You're asking about time standards. In this area, it's important to understand context about how the standard is intended to be used.

Taking your question directly, the time standard you're describing is International Atomic Time (TAI). It is the standard that all of the world's timekeeping institutions (NIST, NPL, etc.) use to coordinate their clocks. It is super useful for this purpose, as this is what it was designed for. It does not have leap seconds.

However, TAI is rarely used directly in computing or business. The only time standard that matters for most of us is Coordinated Universal Time (UTC). This is what your computer's system time tracks, and we typically synchronize to this standard using NTP. It does have leap seconds.

The PTP protocol can be used to synchronize a computer's clock to either TAI or UTC. This is because TAI is the basis, but the protocol separately carries the current offset between UTC and TAI.

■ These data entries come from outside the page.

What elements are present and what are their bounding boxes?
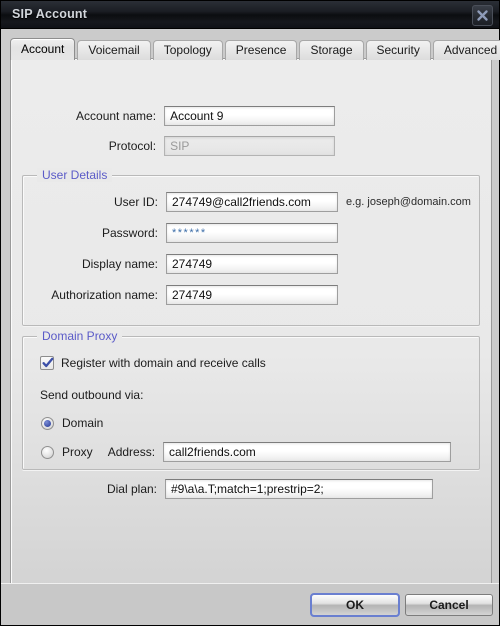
address-input[interactable]: call2friends.com [163,442,452,462]
user-details-legend: User Details [37,168,113,182]
row-account-name: Account name: Account 9 [11,106,335,126]
tab-presence[interactable]: Presence [224,40,298,60]
protocol-input: SIP [164,136,335,156]
dial-plan-input[interactable]: #9\a\a.T;match=1;prestrip=2; [165,479,433,499]
row-display-name: Display name: 274749 [12,254,342,274]
button-bar: OK Cancel [1,583,499,625]
radio-domain-label: Domain [62,416,104,430]
send-outbound-row: Send outbound via: [40,388,143,402]
group-user-details: User Details User ID: 274749@call2friend… [22,168,480,326]
register-label: Register with domain and receive calls [61,356,266,370]
password-input[interactable]: ****** [166,223,338,243]
sip-account-dialog: SIP Account Account Voicemail Topology P… [0,0,500,626]
tab-panel-account: Account name: Account 9 Protocol: SIP Us… [10,58,492,598]
dialog-body: Account Voicemail Topology Presence Stor… [1,29,500,625]
protocol-label: Protocol: [108,139,157,153]
tab-storage[interactable]: Storage [299,40,364,60]
group-domain-proxy: Domain Proxy Register with domain and re… [22,329,480,470]
tab-account[interactable]: Account [10,38,76,60]
title-bar: SIP Account [1,1,499,29]
tab-security[interactable]: Security [365,40,431,60]
checkbox-icon[interactable] [40,356,54,370]
domain-proxy-legend: Domain Proxy [37,329,123,343]
account-name-label: Account name: [76,109,157,123]
radio-proxy-label: Proxy [62,445,93,459]
radio-domain-icon[interactable] [41,416,54,430]
authorization-name-input[interactable]: 274749 [166,285,338,305]
dial-plan-label: Dial plan: [106,482,157,496]
display-name-label: Display name: [81,257,158,271]
row-dial-plan: Dial plan: #9\a\a.T;match=1;prestrip=2; [11,479,481,499]
cancel-button[interactable]: Cancel [405,594,493,616]
tab-strip: Account Voicemail Topology Presence Stor… [10,38,500,60]
radio-proxy-icon[interactable] [41,445,54,459]
user-id-hint: e.g. joseph@domain.com [346,196,471,208]
radio-domain-row[interactable]: Domain [41,416,103,430]
row-password: Password: ****** [12,223,342,243]
user-id-input[interactable]: 274749@call2friends.com [166,192,338,212]
close-icon[interactable] [472,5,493,26]
password-label: Password: [101,226,158,240]
tab-advanced[interactable]: Advanced [432,40,500,60]
tab-voicemail[interactable]: Voicemail [77,40,151,60]
window-title: SIP Account [12,7,88,21]
radio-proxy-row[interactable]: Proxy Address: call2friends.com [41,442,461,462]
ok-button[interactable]: OK [310,593,400,617]
account-name-input[interactable]: Account 9 [164,106,335,126]
register-checkbox-row[interactable]: Register with domain and receive calls [40,356,266,370]
display-name-input[interactable]: 274749 [166,254,338,274]
row-authorization-name: Authorization name: 274749 [12,285,342,305]
authorization-name-label: Authorization name: [51,288,158,302]
user-id-label: User ID: [113,195,158,209]
address-label: Address: [107,445,156,459]
row-protocol: Protocol: SIP [11,136,335,156]
tab-topology[interactable]: Topology [152,40,223,60]
send-outbound-label: Send outbound via: [40,388,144,402]
row-user-id: User ID: 274749@call2friends.com e.g. jo… [12,192,482,212]
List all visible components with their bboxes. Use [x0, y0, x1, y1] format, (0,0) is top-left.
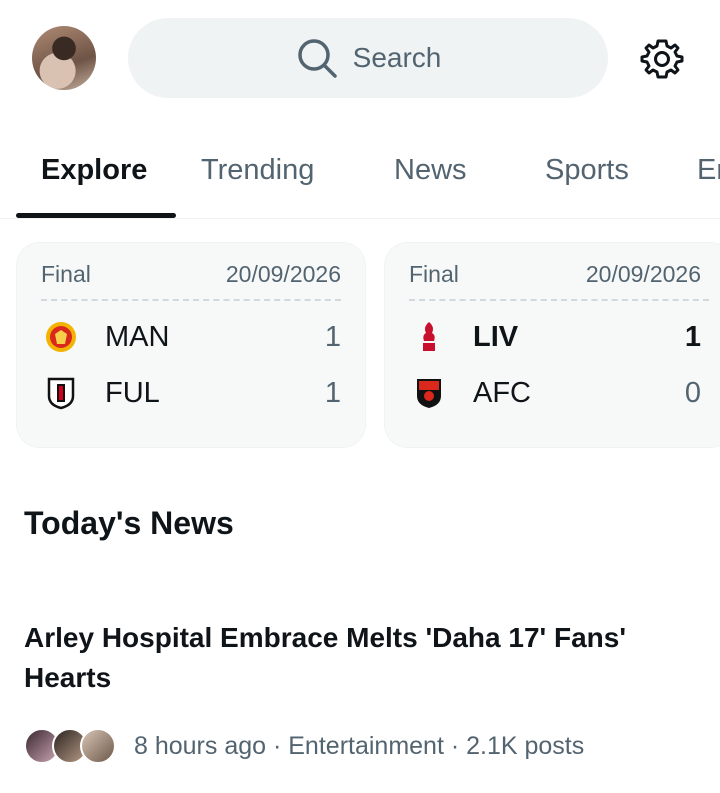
news-meta-text: 8 hours ago · Entertainment · 2.1K posts	[134, 731, 585, 760]
tab-sports[interactable]: Sports	[545, 154, 629, 187]
team-score: 0	[684, 376, 701, 409]
card-divider	[41, 299, 341, 301]
settings-gear-icon[interactable]	[640, 37, 684, 81]
explore-tabs: Explore Trending News Sports Er	[0, 140, 720, 219]
profile-avatar[interactable]	[32, 26, 96, 90]
team-name: FUL	[105, 376, 160, 409]
card-divider	[409, 299, 709, 301]
news-meta: 8 hours ago · Entertainment · 2.1K posts	[24, 726, 584, 766]
tab-entertainment[interactable]: Er	[697, 154, 720, 187]
search-icon	[297, 39, 337, 78]
team-row-away: FUL 1	[41, 373, 341, 413]
score-card[interactable]: Final 20/09/2026 MAN 1 FUL 1	[16, 242, 366, 448]
team-score: 1	[684, 320, 701, 353]
team-row-home: MAN 1	[41, 317, 341, 357]
team-name: LIV	[473, 320, 519, 353]
match-date: 20/09/2026	[585, 261, 701, 287]
poster-avatars	[24, 726, 120, 766]
score-card[interactable]: Final 20/09/2026 LIV 1 AFC 0	[384, 242, 720, 448]
match-status: Final	[409, 261, 459, 287]
search-bar[interactable]: Search	[128, 18, 608, 98]
news-headline[interactable]: Arley Hospital Embrace Melts 'Daha 17' F…	[24, 618, 694, 698]
search-placeholder: Search	[352, 42, 442, 73]
top-bar: Search	[0, 0, 720, 115]
bournemouth-crest-icon	[409, 373, 449, 413]
section-title: Today's News	[24, 505, 234, 541]
fulham-crest-icon	[41, 373, 81, 413]
avatar	[80, 728, 116, 764]
liverpool-crest-icon	[409, 317, 449, 357]
tab-explore[interactable]: Explore	[41, 154, 147, 187]
manchester-united-crest-icon	[41, 317, 81, 357]
active-tab-indicator	[16, 213, 176, 218]
tab-trending[interactable]: Trending	[201, 154, 314, 187]
team-score: 1	[324, 320, 341, 353]
tab-news[interactable]: News	[394, 154, 467, 187]
team-row-away: AFC 0	[409, 373, 701, 413]
team-score: 1	[324, 376, 341, 409]
team-name: AFC	[473, 376, 531, 409]
team-name: MAN	[105, 320, 170, 353]
team-row-home: LIV 1	[409, 317, 701, 357]
match-status: Final	[41, 261, 91, 287]
match-date: 20/09/2026	[225, 261, 341, 287]
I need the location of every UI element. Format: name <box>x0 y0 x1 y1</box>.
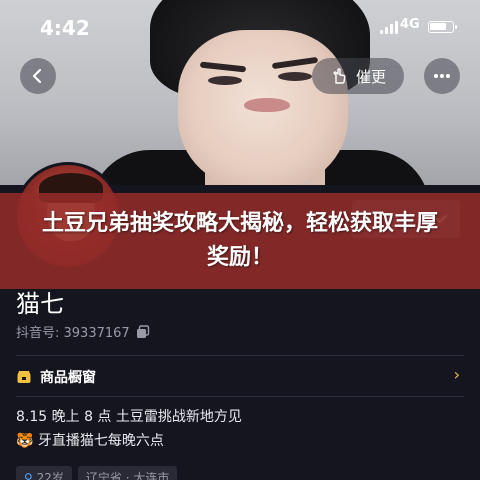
shop-window-label: 商品橱窗 <box>40 370 96 386</box>
follow-up-button[interactable]: 催更 <box>312 58 404 94</box>
more-dots-icon <box>434 74 450 78</box>
cover-eye-right <box>278 72 312 81</box>
tiger-face-icon: 🐯 <box>16 433 34 449</box>
copy-icon[interactable] <box>136 324 150 339</box>
status-bar: 4:42 4G <box>0 0 480 50</box>
network-type: 4G <box>400 17 420 32</box>
more-button[interactable] <box>424 58 460 94</box>
hand-point-icon <box>333 68 346 84</box>
back-button[interactable] <box>20 58 56 94</box>
bio-line-2: 牙直播猫七每晚六点 <box>37 433 164 449</box>
battery-icon <box>428 21 457 33</box>
age-tag: ♀ 22岁 <box>16 466 72 480</box>
location-tag: 辽宁省 · 大连市 <box>77 466 178 480</box>
bio-line-2-row: 🐯 牙直播猫七每晚六点 <box>16 430 164 450</box>
douyin-id: 抖音号: 39337167 <box>16 326 130 341</box>
follow-up-label: 催更 <box>355 67 386 86</box>
chevron-right-icon: › <box>453 365 460 384</box>
profile-name: 猫七 <box>16 290 64 318</box>
banner-title: 土豆兄弟抽奖攻略大揭秘，轻松获取丰厚奖励！ <box>41 211 438 270</box>
profile-tags: ♀ 22岁 辽宁省 · 大连市 <box>16 466 178 480</box>
shop-window-row[interactable]: 商品橱窗 › <box>16 365 464 389</box>
status-time: 4:42 <box>40 16 90 40</box>
bio-line-1: 8.15 晚上 8 点 土豆雷挑战新地方见 <box>16 409 242 425</box>
signal-icon <box>380 20 398 34</box>
age-tag-label: 22岁 <box>36 471 64 480</box>
chevron-left-icon <box>32 68 42 84</box>
female-icon: ♀ <box>24 471 33 480</box>
divider <box>16 355 464 356</box>
cover-lips <box>244 98 290 112</box>
shop-icon <box>17 371 31 383</box>
douyin-id-row: 抖音号: 39337167 <box>16 322 150 341</box>
cover-eye-left <box>208 76 242 85</box>
article-title-banner: 土豆兄弟抽奖攻略大揭秘，轻松获取丰厚奖励！ <box>0 193 480 289</box>
divider <box>16 396 464 397</box>
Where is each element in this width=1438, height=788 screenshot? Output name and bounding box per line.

Most systems don't display leap seconds. Instead, they are typically absorbed during synchronization. In other words, after a leap second occurs, a system might deviate from UTC by one second until its next synchronization. However, this behavior can vary across systems and platforms. Some may choose to display it directly. Some may "smear" out the leap second across the day.

Unix Timestamps are interesting in that they both do and do not have leap seconds, depending on how you interpret the problem. They do have leap seconds in that the timestamp is aligned to UTC, so any timestamp you interpret is inclusive of all the leap seconds that occurred to date. But they don't have leap seconds in that there is no accounting for them in the calculation. The calculation is an exact number of seconds since the Unix epoch (1970-01-01T00:00:00Z). In other words, the Unix timestamp of a leap second itself (such as 2016-12-31T23:59:60Z) is ambiguous.

Ultimately, in day-to-day computing, you probably shouldn't choose a standard other than UTC or be concerned about ambiguity of Unix Timestamp leap seconds unless you have very specific use cases where leap seconds become an issue.